(01-26-2021 01:39 AM)TUowl06 Wrote: (01-25-2021 07:09 PM)jmutoml757 Wrote: 37% acceptance rate the year I was admitted. It was not uncommon for folks to get into UVA and not JMU then; I knew several. VT was easy to get into then- received acceptance before Christmas, and it wasn’t early admission or anything.
To go from 37% to 77% is alarming. Are there any other examples of an acceptance rate increasing this significantly?
I know Holy Cross's acceptance rate at one point (30+ years ago) was a tick below 20% and now hovers around 40%. Doug Flutie and Boston College basically stole their thunder. Hence the term, "Flutie Effect"...
It’s not alarming.

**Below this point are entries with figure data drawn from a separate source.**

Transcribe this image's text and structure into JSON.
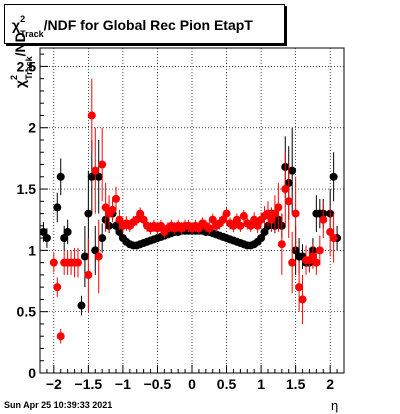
{
  "title": {
    "prefix": "χ",
    "sup": "2",
    "sub": "Track",
    "suffix": "/NDF for Global Rec Pion EtapT"
  },
  "ylabel": {
    "prefix": "χ",
    "sup": "2",
    "sub": "Track",
    "suffix": "/ND"
  },
  "xlabel": "η",
  "timestamp": "Sun Apr 25 10:39:33 2021",
  "chart_data": {
    "type": "scatter",
    "title": "χ2Track/NDF for Global Rec Pion EtapT",
    "xlabel": "η",
    "ylabel": "χ2Track/ND",
    "xlim": [
      -2.2,
      2.2
    ],
    "ylim": [
      0,
      2.65
    ],
    "grid": true,
    "x_ticks": [
      -2,
      -1.5,
      -1,
      -0.5,
      0,
      0.5,
      1,
      1.5,
      2
    ],
    "x_tick_labels": [
      "−2",
      "−1.5",
      "−1",
      "−0.5",
      "0",
      "0.5",
      "1",
      "1.5",
      "2"
    ],
    "y_ticks": [
      0,
      0.5,
      1,
      1.5,
      2,
      2.5
    ],
    "y_tick_labels": [
      "0",
      "0.5",
      "1",
      "1.5",
      "2",
      "2.5"
    ],
    "series": [
      {
        "color": "#000000",
        "points": [
          [
            -2.15,
            1.15,
            0.08
          ],
          [
            -2.1,
            1.1,
            0.08
          ],
          [
            -1.95,
            1.35,
            0.12
          ],
          [
            -1.9,
            1.6,
            0.15
          ],
          [
            -1.85,
            1.1,
            0.1
          ],
          [
            -1.8,
            1.15,
            0.1
          ],
          [
            -1.6,
            0.55,
            0.08
          ],
          [
            -1.55,
            0.95,
            0.25
          ],
          [
            -1.5,
            1.3,
            0.35
          ],
          [
            -1.45,
            1.6,
            0.3
          ],
          [
            -1.4,
            1.0,
            0.2
          ],
          [
            -1.35,
            1.6,
            0.3
          ],
          [
            -1.3,
            1.1,
            0.12
          ],
          [
            -1.25,
            1.25,
            0.08
          ],
          [
            -1.2,
            1.2,
            0.06
          ],
          [
            -1.15,
            1.3,
            0.05
          ],
          [
            -1.1,
            1.2,
            0.04
          ],
          [
            -1.05,
            1.15,
            0.04
          ],
          [
            -1.0,
            1.1,
            0.03
          ],
          [
            -0.95,
            1.07,
            0.03
          ],
          [
            -0.9,
            1.05,
            0.03
          ],
          [
            -0.85,
            1.04,
            0.02
          ],
          [
            -0.8,
            1.04,
            0.02
          ],
          [
            -0.75,
            1.05,
            0.02
          ],
          [
            -0.7,
            1.06,
            0.02
          ],
          [
            -0.65,
            1.07,
            0.02
          ],
          [
            -0.6,
            1.08,
            0.02
          ],
          [
            -0.55,
            1.09,
            0.02
          ],
          [
            -0.5,
            1.1,
            0.02
          ],
          [
            -0.45,
            1.11,
            0.02
          ],
          [
            -0.4,
            1.12,
            0.02
          ],
          [
            -0.35,
            1.13,
            0.02
          ],
          [
            -0.3,
            1.14,
            0.02
          ],
          [
            -0.25,
            1.15,
            0.02
          ],
          [
            -0.2,
            1.15,
            0.02
          ],
          [
            -0.15,
            1.16,
            0.02
          ],
          [
            -0.1,
            1.16,
            0.02
          ],
          [
            -0.05,
            1.16,
            0.02
          ],
          [
            0.0,
            1.16,
            0.02
          ],
          [
            0.05,
            1.16,
            0.02
          ],
          [
            0.1,
            1.16,
            0.02
          ],
          [
            0.15,
            1.16,
            0.02
          ],
          [
            0.2,
            1.15,
            0.02
          ],
          [
            0.25,
            1.15,
            0.02
          ],
          [
            0.3,
            1.14,
            0.02
          ],
          [
            0.35,
            1.13,
            0.02
          ],
          [
            0.4,
            1.12,
            0.02
          ],
          [
            0.45,
            1.11,
            0.02
          ],
          [
            0.5,
            1.1,
            0.02
          ],
          [
            0.55,
            1.09,
            0.02
          ],
          [
            0.6,
            1.08,
            0.02
          ],
          [
            0.65,
            1.07,
            0.02
          ],
          [
            0.7,
            1.06,
            0.02
          ],
          [
            0.75,
            1.05,
            0.02
          ],
          [
            0.8,
            1.04,
            0.02
          ],
          [
            0.85,
            1.04,
            0.02
          ],
          [
            0.9,
            1.05,
            0.03
          ],
          [
            0.95,
            1.07,
            0.03
          ],
          [
            1.0,
            1.1,
            0.03
          ],
          [
            1.05,
            1.15,
            0.04
          ],
          [
            1.1,
            1.2,
            0.04
          ],
          [
            1.15,
            1.3,
            0.05
          ],
          [
            1.2,
            1.2,
            0.06
          ],
          [
            1.25,
            1.25,
            0.08
          ],
          [
            1.3,
            1.2,
            0.1
          ],
          [
            1.35,
            1.68,
            0.25
          ],
          [
            1.4,
            1.55,
            0.3
          ],
          [
            1.45,
            1.65,
            0.35
          ],
          [
            1.5,
            1.0,
            0.2
          ],
          [
            1.55,
            0.95,
            0.15
          ],
          [
            1.6,
            0.95,
            0.1
          ],
          [
            1.65,
            0.9,
            0.08
          ],
          [
            1.7,
            0.9,
            0.08
          ],
          [
            1.75,
            1.0,
            0.1
          ],
          [
            1.8,
            1.3,
            0.15
          ],
          [
            1.85,
            1.3,
            0.12
          ],
          [
            1.9,
            1.3,
            0.12
          ],
          [
            2.0,
            1.3,
            0.2
          ],
          [
            2.05,
            1.6,
            0.2
          ],
          [
            2.1,
            1.1,
            0.1
          ]
        ]
      },
      {
        "color": "#ff0000",
        "points": [
          [
            -2.0,
            0.9,
            0.08
          ],
          [
            -1.95,
            0.7,
            0.08
          ],
          [
            -1.9,
            0.3,
            0.06
          ],
          [
            -1.85,
            0.9,
            0.1
          ],
          [
            -1.8,
            0.9,
            0.1
          ],
          [
            -1.75,
            0.9,
            0.1
          ],
          [
            -1.7,
            0.9,
            0.12
          ],
          [
            -1.65,
            0.9,
            0.12
          ],
          [
            -1.5,
            0.8,
            0.3
          ],
          [
            -1.45,
            2.1,
            0.3
          ],
          [
            -1.4,
            1.65,
            0.35
          ],
          [
            -1.35,
            0.95,
            0.3
          ],
          [
            -1.3,
            1.7,
            0.3
          ],
          [
            -1.25,
            1.35,
            0.2
          ],
          [
            -1.2,
            1.3,
            0.15
          ],
          [
            -1.15,
            1.33,
            0.1
          ],
          [
            -1.1,
            1.42,
            0.1
          ],
          [
            -1.05,
            1.25,
            0.08
          ],
          [
            -1.0,
            1.2,
            0.06
          ],
          [
            -0.95,
            1.22,
            0.06
          ],
          [
            -0.9,
            1.2,
            0.05
          ],
          [
            -0.85,
            1.23,
            0.05
          ],
          [
            -0.8,
            1.25,
            0.05
          ],
          [
            -0.75,
            1.3,
            0.05
          ],
          [
            -0.7,
            1.25,
            0.05
          ],
          [
            -0.65,
            1.2,
            0.05
          ],
          [
            -0.6,
            1.18,
            0.05
          ],
          [
            -0.55,
            1.2,
            0.05
          ],
          [
            -0.5,
            1.18,
            0.05
          ],
          [
            -0.45,
            1.2,
            0.05
          ],
          [
            -0.4,
            1.15,
            0.05
          ],
          [
            -0.35,
            1.18,
            0.05
          ],
          [
            -0.3,
            1.2,
            0.05
          ],
          [
            -0.25,
            1.18,
            0.05
          ],
          [
            -0.2,
            1.2,
            0.05
          ],
          [
            -0.15,
            1.18,
            0.05
          ],
          [
            -0.1,
            1.2,
            0.05
          ],
          [
            -0.05,
            1.2,
            0.05
          ],
          [
            0.0,
            1.18,
            0.05
          ],
          [
            0.05,
            1.2,
            0.05
          ],
          [
            0.1,
            1.18,
            0.05
          ],
          [
            0.15,
            1.22,
            0.05
          ],
          [
            0.2,
            1.2,
            0.05
          ],
          [
            0.25,
            1.18,
            0.05
          ],
          [
            0.3,
            1.25,
            0.05
          ],
          [
            0.35,
            1.2,
            0.05
          ],
          [
            0.4,
            1.22,
            0.05
          ],
          [
            0.45,
            1.25,
            0.05
          ],
          [
            0.5,
            1.3,
            0.05
          ],
          [
            0.55,
            1.22,
            0.05
          ],
          [
            0.6,
            1.2,
            0.05
          ],
          [
            0.65,
            1.25,
            0.05
          ],
          [
            0.7,
            1.2,
            0.05
          ],
          [
            0.75,
            1.28,
            0.05
          ],
          [
            0.8,
            1.22,
            0.05
          ],
          [
            0.85,
            1.2,
            0.05
          ],
          [
            0.9,
            1.25,
            0.06
          ],
          [
            0.95,
            1.2,
            0.06
          ],
          [
            1.0,
            1.25,
            0.06
          ],
          [
            1.05,
            1.28,
            0.08
          ],
          [
            1.1,
            1.3,
            0.1
          ],
          [
            1.15,
            1.25,
            0.1
          ],
          [
            1.2,
            1.3,
            0.15
          ],
          [
            1.25,
            1.35,
            0.2
          ],
          [
            1.3,
            1.05,
            0.25
          ],
          [
            1.35,
            1.5,
            0.3
          ],
          [
            1.4,
            1.4,
            0.3
          ],
          [
            1.45,
            0.9,
            0.25
          ],
          [
            1.5,
            1.3,
            0.3
          ],
          [
            1.55,
            0.7,
            0.2
          ],
          [
            1.6,
            0.6,
            0.2
          ],
          [
            1.65,
            0.92,
            0.12
          ],
          [
            1.7,
            0.92,
            0.1
          ],
          [
            1.75,
            0.95,
            0.1
          ],
          [
            1.8,
            0.9,
            0.1
          ],
          [
            1.85,
            1.0,
            0.12
          ],
          [
            1.9,
            1.25,
            0.15
          ],
          [
            2.0,
            1.15,
            0.2
          ],
          [
            2.05,
            1.1,
            0.2
          ]
        ]
      }
    ]
  }
}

For starters, I question the cited percentage of 37%, and even if close to accurate, we’re talking about a transition of over a period of nearly 40 years, and a change in institutional size and mission from an enrollment of perhaps 8-9k (I’m being generous with the size here) to 23k. It’s not an apples to apples comparison, even if you believe it’s simply a matter of looking at percentages of applicants admitted from the size of the applicant pool.
I repeat, JMU does not offer admission to any student who does not meet our admission criteria, and that criteria is solid (as confirmed by our retention and graduation numbers).
There is a human tendency to fixate a particular time or situation in our memories, and that fixation can (and often does) color the positive and negative of how we view things. In short, we then compare all future new encounters/experiences with that memory baseline.
In the late 50s-early 60s (under President Miller) JMU purchased farmland behind Wilson Hall. Interstate 81 didn’t exist yet, but was in the planning stage. Later, starting in the late 70s and extending 25 years into the mid-to-late 90s, President Carrier began to build on that land, as well as start a FB and other men’s athletic programs. The oldest JMU posters on this site date from that period. The name of the school changed, enrollment grew, and the demographics of the applicant pool was different, the “Boomers” were in their heyday.
Today, JMU is several miles further down the road. JMU has “jumped” the interstate and grown from less than a 200 acre campus to around 750. The enrollment has tripled. Graduate education has expanded dramatically. The institution is on the cusp of a reclassification based on its orientation and support of research. The physical plant and beauty of the campus is impressive and beautiful. The institution’s budget has grown from less than $40 million (the time of the supposed 37% acceptance rate) to nearly $600 million. The boomers are now grandparents, and their grandkids, in some cases even great-grandkids, are now the targeted future Dukes.
It’s not simply a matter of overlaying your particularly vivid memories of the great times you had at JMU and thinking the institution is the same place or operates the same way when you were an undergraduate. There are commonalities to be sure...campus food remains great. The campus is beautiful. The Quad on the Bluestone side of campus serves as a
great place to hang on a sunny day. Women still outnumber men (which is a trend on most American college campuses now). But JMU’s applicant pool is different! The competition to attract the best students and faculty is different. Just different. Not “bad” different, or weak, or disappointingly different. Just different.
A larger number of students enter JMU now via transfer from the VA community college system. That’s not a bad thing. But it’s different. Compacts guarantee those community college students admission if they’ve met certain conditions. There are a whole host of factors involved. The only thing to keep a watch on, and be concerned about if you’re inclined, is the size of the applicant pool. So far, JMU’s applicant pool remains very healthy. Indeed, just last year, a national story shared that JMU was the #1 recommended university in the country. JMU is also providing a great return to students on the cost of their education, and our graduates are valued and hired in numbers that are leading VA. It doesn’t get better than that.
So, I’m not going to tell anyone how to spend their time, but worrying about percentages of admits from the applicant pool is not a particularly productive use of ones time.